Longer-term, we have no doubt in our judgment that we will emerge from the current economic malaise. At that point, we believe the issue facing the market and the economy will be whether or not the governments and central banks of the world have the discipline to remove the substantial stimulus needed to pull ourselves out of this recession and financial crisis. Failure to do so at the proper time could reignite inflation. The people who are buying Thirty-year Treasury bonds at 2.69% may think they are locking in a “risk-free” return, but given the strong possibility of an eventual inflation, they are in reality taking on enormous risks. As such, we are extremely bearish on long-term US Government bonds and hold none in our portfolios. On the flipside, we are bullish on gold as a hedge against inflation. Traditionally, stocks have also done fairly well in inflationary environments, particularly from today’s suppressed valuations. So regardless of the eventual outcome, we feel our portfolios are well positioned.

For 2009, we see declining market volatility relative to that in 2008 as investor passions cool and the reality of a long slog out of recession settles in. Based on the attractive valuation the stock market has been pushed down to, however, we think gains in share prices are more likely than not as the market moves back to some sort of equilibrium after last year’s trauma.
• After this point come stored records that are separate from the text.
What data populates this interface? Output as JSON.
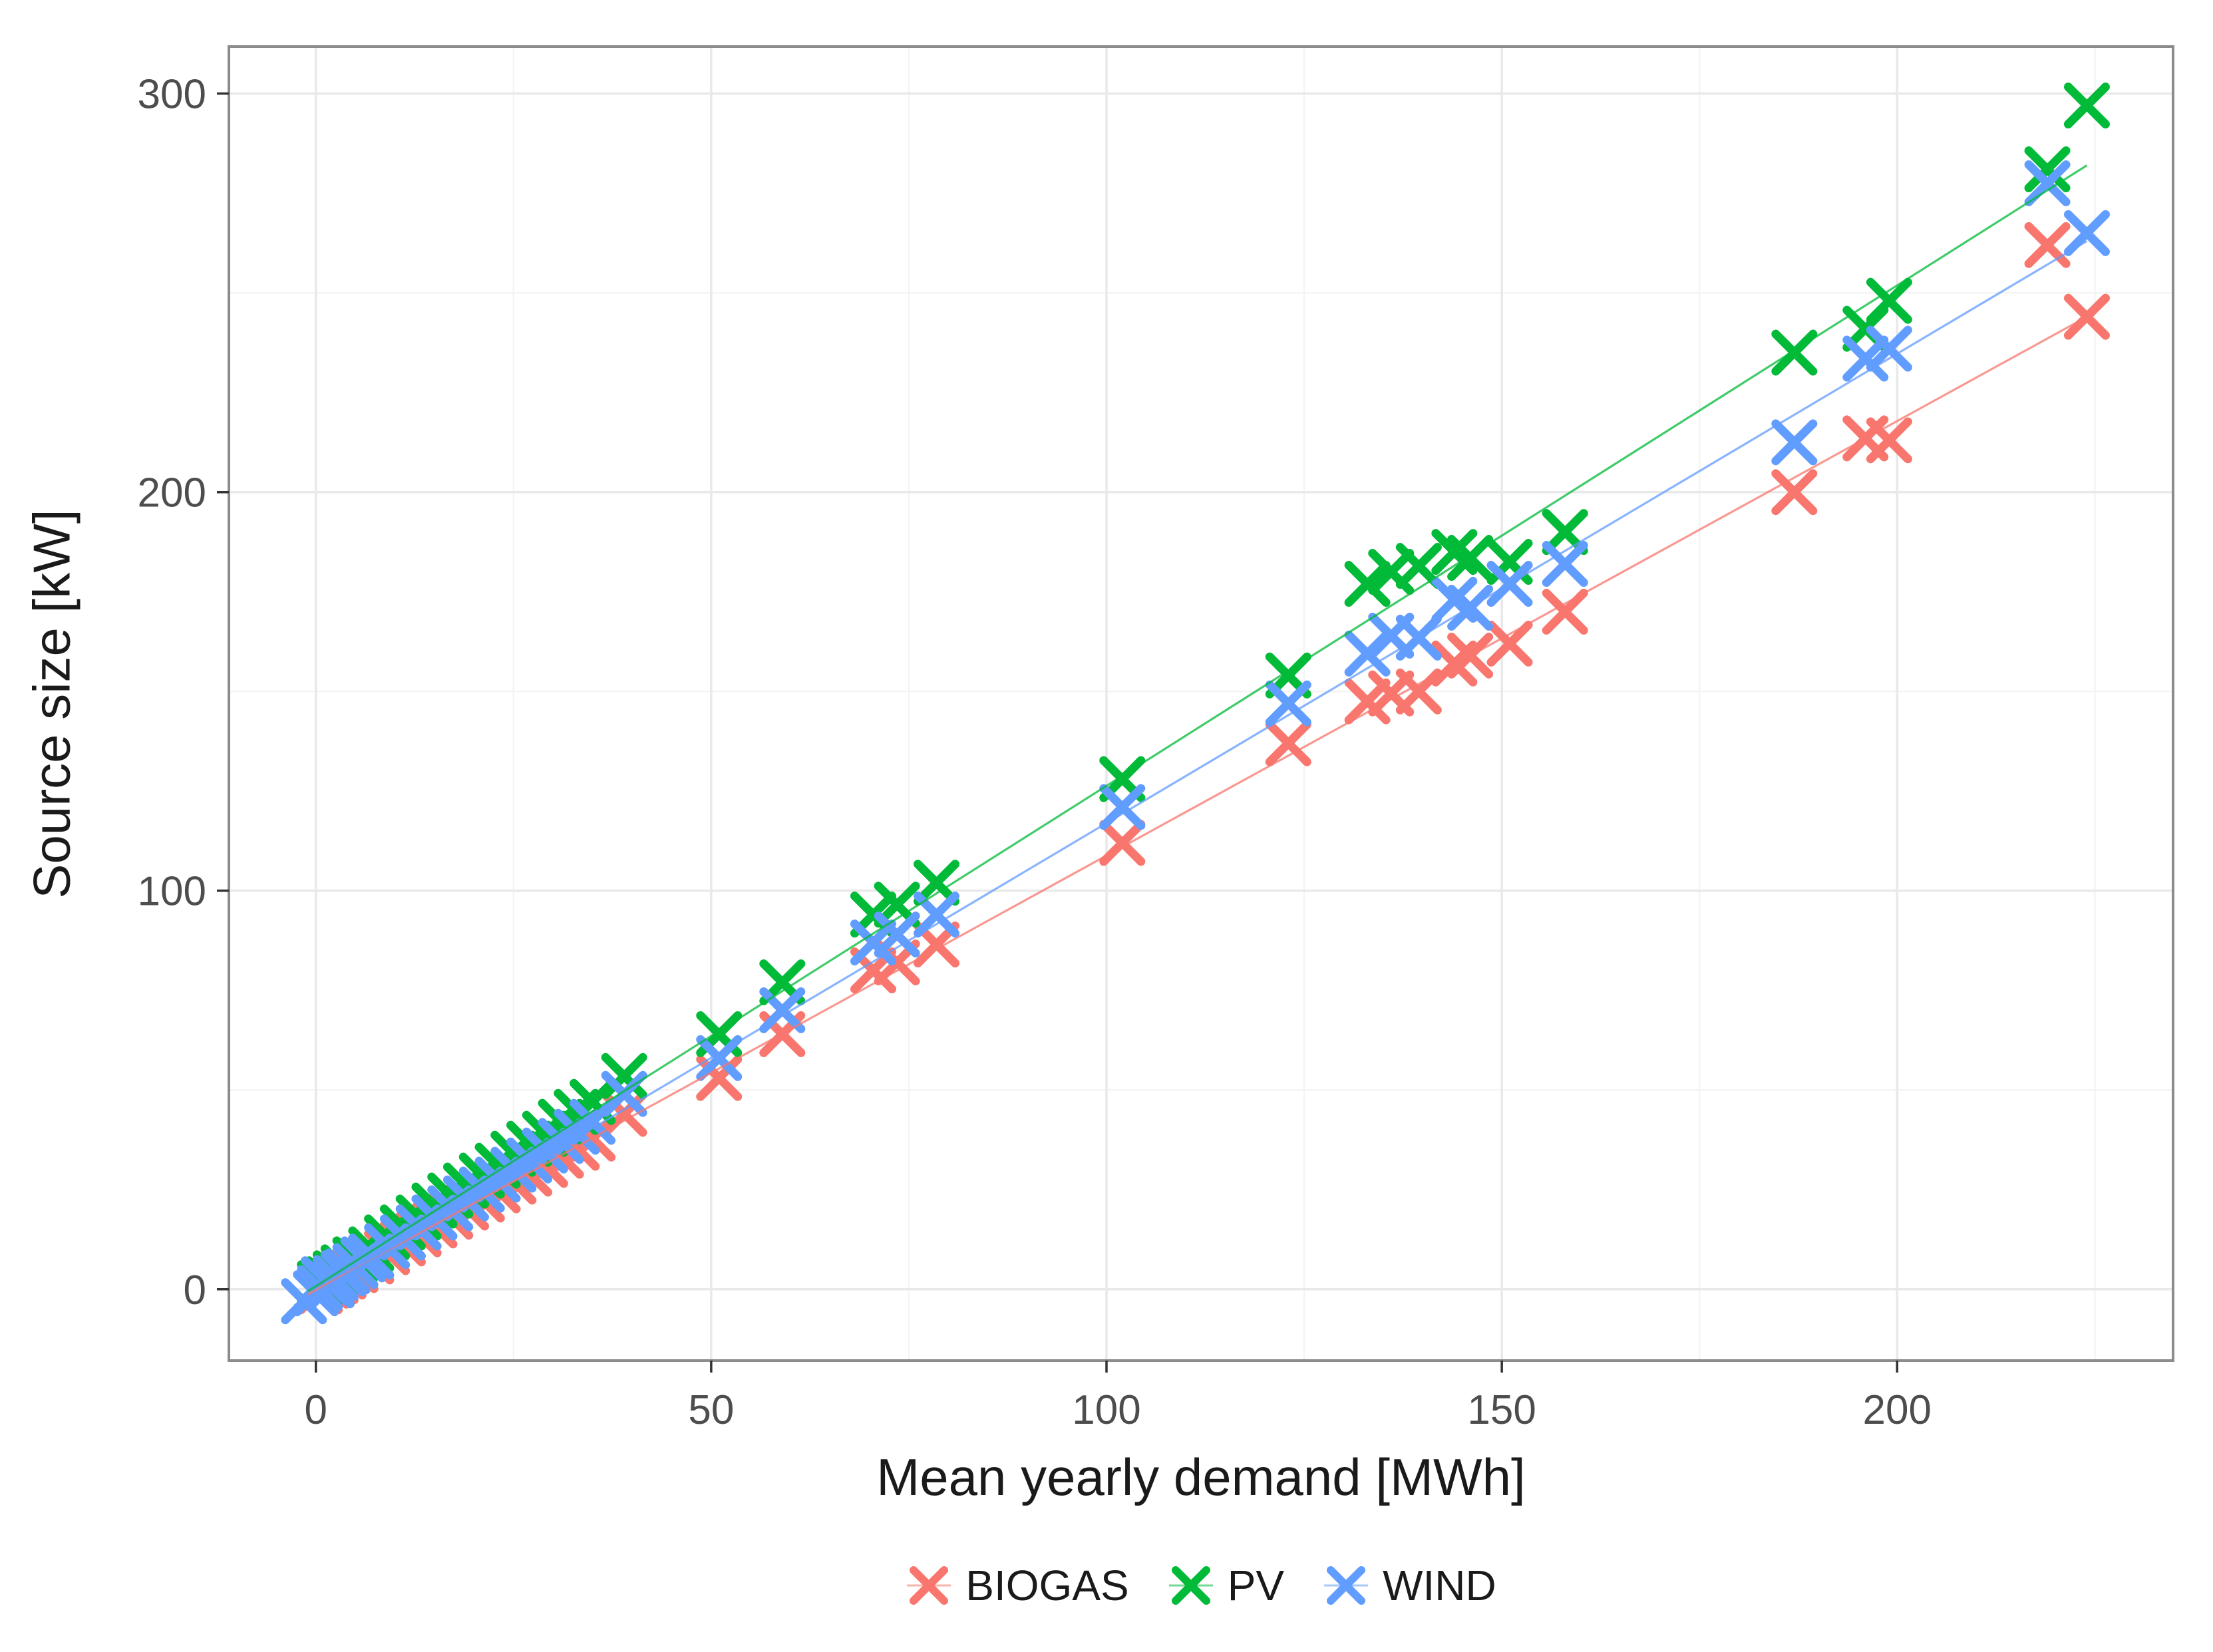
{
  "figure_type": "ggplot-style scatter plot with linear trend lines",
  "title": "",
  "axes": {
    "x_title": "Mean yearly demand [MWh]",
    "y_title": "Source size [kW]",
    "x_tick_labels": [
      "0",
      "50",
      "100",
      "150",
      "200"
    ],
    "y_tick_labels": [
      "0",
      "100",
      "200",
      "300"
    ]
  },
  "legend": {
    "position": "bottom",
    "items": [
      {
        "label": "BIOGAS",
        "color": "#F8766D"
      },
      {
        "label": "PV",
        "color": "#00BA38"
      },
      {
        "label": "WIND",
        "color": "#619CFF"
      }
    ]
  },
  "style": {
    "panel_background": "#ffffff",
    "panel_border_color": "#8c8c8c",
    "grid_major_color": "#e9e9e9",
    "grid_minor_color": "#f4f4f4",
    "tick_color": "#333333",
    "tick_label_color": "#4d4d4d",
    "marker": "x-cross",
    "marker_half_size": 28,
    "marker_stroke_width": 13
  },
  "chart_data": {
    "type": "scatter",
    "title": "",
    "xlabel": "Mean yearly demand [MWh]",
    "ylabel": "Source size [kW]",
    "xlim": [
      -11,
      234.9
    ],
    "ylim": [
      -17.9,
      311.8
    ],
    "x_ticks": [
      0,
      50,
      100,
      150,
      200
    ],
    "y_ticks": [
      0,
      100,
      200,
      300
    ],
    "x_minor_ticks": [
      25,
      75,
      125,
      175,
      225
    ],
    "y_minor_ticks": [
      50,
      150,
      250
    ],
    "grid": "major+minor",
    "legend_position": "bottom",
    "series": [
      {
        "name": "BIOGAS",
        "color": "#F8766D",
        "trend_line": {
          "x1": -1,
          "y1": -1.3,
          "x2": 224,
          "y2": 244
        },
        "points": [
          [
            0.5,
            -0.5
          ],
          [
            1.5,
            0.9
          ],
          [
            2.5,
            2
          ],
          [
            3.5,
            3.2
          ],
          [
            5,
            4.8
          ],
          [
            7,
            7
          ],
          [
            9,
            9.3
          ],
          [
            11,
            11.5
          ],
          [
            13,
            13.8
          ],
          [
            15,
            16
          ],
          [
            17,
            18.2
          ],
          [
            19,
            20.5
          ],
          [
            21,
            22.5
          ],
          [
            23,
            24.8
          ],
          [
            25,
            27
          ],
          [
            27,
            29
          ],
          [
            29,
            31.2
          ],
          [
            31,
            33.5
          ],
          [
            33,
            35.5
          ],
          [
            35,
            37.8
          ],
          [
            39,
            44
          ],
          [
            51,
            53
          ],
          [
            59,
            64
          ],
          [
            70.5,
            80
          ],
          [
            73.5,
            82
          ],
          [
            78.5,
            86.5
          ],
          [
            102,
            112
          ],
          [
            123,
            137
          ],
          [
            133,
            147.5
          ],
          [
            136,
            149.5
          ],
          [
            139.5,
            150
          ],
          [
            144,
            157
          ],
          [
            146,
            159
          ],
          [
            151,
            162
          ],
          [
            158,
            170
          ],
          [
            187,
            200
          ],
          [
            196,
            213.5
          ],
          [
            199,
            213
          ],
          [
            219,
            262
          ],
          [
            224,
            244
          ]
        ]
      },
      {
        "name": "PV",
        "color": "#00BA38",
        "trend_line": {
          "x1": -1,
          "y1": -0.5,
          "x2": 224,
          "y2": 282
        },
        "points": [
          [
            0.5,
            1.5
          ],
          [
            1.5,
            2.5
          ],
          [
            2.5,
            4
          ],
          [
            3.5,
            5.5
          ],
          [
            5,
            7.5
          ],
          [
            7,
            10
          ],
          [
            9,
            13
          ],
          [
            11,
            15.5
          ],
          [
            13,
            18
          ],
          [
            15,
            21
          ],
          [
            17,
            23.5
          ],
          [
            19,
            26
          ],
          [
            21,
            28.5
          ],
          [
            23,
            31
          ],
          [
            25,
            34
          ],
          [
            27,
            36.5
          ],
          [
            29,
            39
          ],
          [
            31,
            42
          ],
          [
            33,
            44.5
          ],
          [
            35,
            47
          ],
          [
            39,
            53.5
          ],
          [
            51,
            64
          ],
          [
            59,
            77
          ],
          [
            70.5,
            94
          ],
          [
            73.5,
            96.5
          ],
          [
            78.5,
            102
          ],
          [
            102,
            128
          ],
          [
            123,
            154
          ],
          [
            133,
            177
          ],
          [
            136,
            180
          ],
          [
            139.5,
            181.5
          ],
          [
            144,
            185
          ],
          [
            146,
            183.5
          ],
          [
            151,
            182.5
          ],
          [
            158,
            190
          ],
          [
            187,
            235
          ],
          [
            196,
            241
          ],
          [
            199,
            248
          ],
          [
            219,
            281
          ],
          [
            224,
            297
          ]
        ]
      },
      {
        "name": "WIND",
        "color": "#619CFF",
        "trend_line": {
          "x1": -2.7,
          "y1": -4,
          "x2": 224,
          "y2": 263
        },
        "points": [
          [
            -1.5,
            -3
          ],
          [
            0,
            -1
          ],
          [
            1,
            2.5
          ],
          [
            2,
            1
          ],
          [
            4,
            4.5
          ],
          [
            6,
            7.5
          ],
          [
            0.5,
            0.3
          ],
          [
            1.5,
            1.6
          ],
          [
            2.5,
            2.8
          ],
          [
            3.5,
            4
          ],
          [
            5,
            5.8
          ],
          [
            7,
            8.2
          ],
          [
            9,
            10.8
          ],
          [
            11,
            13
          ],
          [
            13,
            15.5
          ],
          [
            15,
            18
          ],
          [
            17,
            20.3
          ],
          [
            19,
            22.8
          ],
          [
            21,
            25
          ],
          [
            23,
            27.5
          ],
          [
            25,
            30
          ],
          [
            27,
            32.3
          ],
          [
            29,
            34.8
          ],
          [
            31,
            37.2
          ],
          [
            33,
            39.5
          ],
          [
            35,
            42
          ],
          [
            39,
            49
          ],
          [
            51,
            58
          ],
          [
            59,
            70
          ],
          [
            70.5,
            87
          ],
          [
            73.5,
            89
          ],
          [
            78.5,
            94
          ],
          [
            102,
            121
          ],
          [
            123,
            147
          ],
          [
            133,
            159.5
          ],
          [
            136,
            164
          ],
          [
            139.5,
            163.5
          ],
          [
            144,
            173
          ],
          [
            146,
            171
          ],
          [
            151,
            177
          ],
          [
            158,
            182
          ],
          [
            187,
            212.5
          ],
          [
            196,
            233.5
          ],
          [
            199,
            236
          ],
          [
            219,
            277.5
          ],
          [
            224,
            265
          ]
        ]
      }
    ]
  }
}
We predict a range of 700 to 1200 on the S&P 500 for 2009.

As always, our focus continues to be on developing a diversified portfolio of shares in high quality companies at a reasonable price. We may contract and expand your overall equity exposure based on our general market forecast. Please feel free to contact us at anytime to discuss your individual investment position. Patrick Mauro Investment Advisor, Inc. is regulated by the Securities and Exchange Commission (SEC). Federal regulations require that you be offered a disclosure document (ADV-Part II). This form is on file with the SEC and is available to you by merely writing a request to this firm. We appreciate the confidence you have shown in us, and will endeavor to continue to earn that confidence.